Sources: Office of the Director of National Intelligence declassified assessment (Tier 1), Congressional Research Service summary (Tier 1), PolitiFact analysis (Tier 2).

Why this example matters: This claim isn’t simply true or false. Some agencies did lean toward the lab leak hypothesis. But the word “confirmed” transforms an uncertain assessment into a definitive conclusion that doesn’t exist. The MOSTLY FALSE verdict acknowledges the true elements while identifying that the core claim is inaccurate.


Example 5: Detecting disinformation techniques

Claim submitted: “The World Health Organization’s International Agency for Research on Cancer classified processed meat as a Group 1 carcinogen in 2015 - the same category as tobacco smoking and asbestos exposure - meaning that eating a daily serving of bacon or sausage carries cancer risks comparable to a pack-a-day smoking habit.”

Veridi’s assessment:

VERDICT: MISLEADING — Confidence: 92%

The IARC did classify processed meat as a Group 1 carcinogen in 2015. Processed meat is in the same IARC group as tobacco smoking and asbestos. These facts are accurate.

However, the conclusion - that the cancer risks are “comparable” - is false, and the false impression is created by conflating two different things: evidence strength and risk magnitude.
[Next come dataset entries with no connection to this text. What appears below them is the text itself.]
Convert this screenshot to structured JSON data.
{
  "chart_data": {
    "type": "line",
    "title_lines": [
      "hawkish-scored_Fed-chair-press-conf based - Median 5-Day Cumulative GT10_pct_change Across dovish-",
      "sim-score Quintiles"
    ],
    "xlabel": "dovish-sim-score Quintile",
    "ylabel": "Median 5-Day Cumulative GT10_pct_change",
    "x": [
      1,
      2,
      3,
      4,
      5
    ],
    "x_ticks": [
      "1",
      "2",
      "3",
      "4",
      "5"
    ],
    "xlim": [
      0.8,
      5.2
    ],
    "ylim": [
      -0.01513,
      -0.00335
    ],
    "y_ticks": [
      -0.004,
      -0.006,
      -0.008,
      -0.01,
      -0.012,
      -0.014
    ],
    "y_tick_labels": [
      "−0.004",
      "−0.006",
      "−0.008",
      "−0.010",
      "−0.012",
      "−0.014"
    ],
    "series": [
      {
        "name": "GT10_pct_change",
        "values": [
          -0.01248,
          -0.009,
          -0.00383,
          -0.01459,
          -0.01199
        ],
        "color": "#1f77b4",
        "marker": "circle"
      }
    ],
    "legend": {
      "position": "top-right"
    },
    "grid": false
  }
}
IARC Group 1 means “there is convincing evidence that the agent causes cancer.” It does not mean “the agent causes cancer at a similar rate to everything else in the group.” The WHO itself clarified this distinction at the time of the classification.

The actual risk difference is enormous. Eating 50 grams of processed meat daily increases colorectal cancer risk by approximately 18%. Smoking a pack of cigarettes a day increases lung cancer risk by approximately 2,000%. The risks are not comparable; they differ by roughly a factor of 100.

Gaming flags detected:

  • Framing manipulation: True facts about the IARC classification are assembled to create a false impression of risk equivalence. The manipulation works by conflating evidence strength (how sure we are it causes cancer) with risk magnitude (how much cancer it causes). Each individual statement is accurate; the composite is false.
  • Anchoring: The true, easily verified facts (Group 1 classification, same category as tobacco) serve as anchors that transfer credibility to the false conclusion (comparable risk levels).

Sources: IARC Monographs Volume 114 (Tier 1), WHO Q&A on the classification (Tier 1), Global Burden of Disease Project estimates (Tier 1).

Why this example matters: This is a stress test: every individual fact in the claim is true. The IARC classification is real. The group assignment is real. The comparison to tobacco’s group is real. Nothing is fabricated. But the facts are arranged to create a false impression about risk magnitude by exploiting the gap between how scientists use the word “carcinogen” and how the public understands it. Veridi detected the framing manipulation and anchoring, quantified the actual risk difference, and cited the WHO’s own clarification as primary evidence.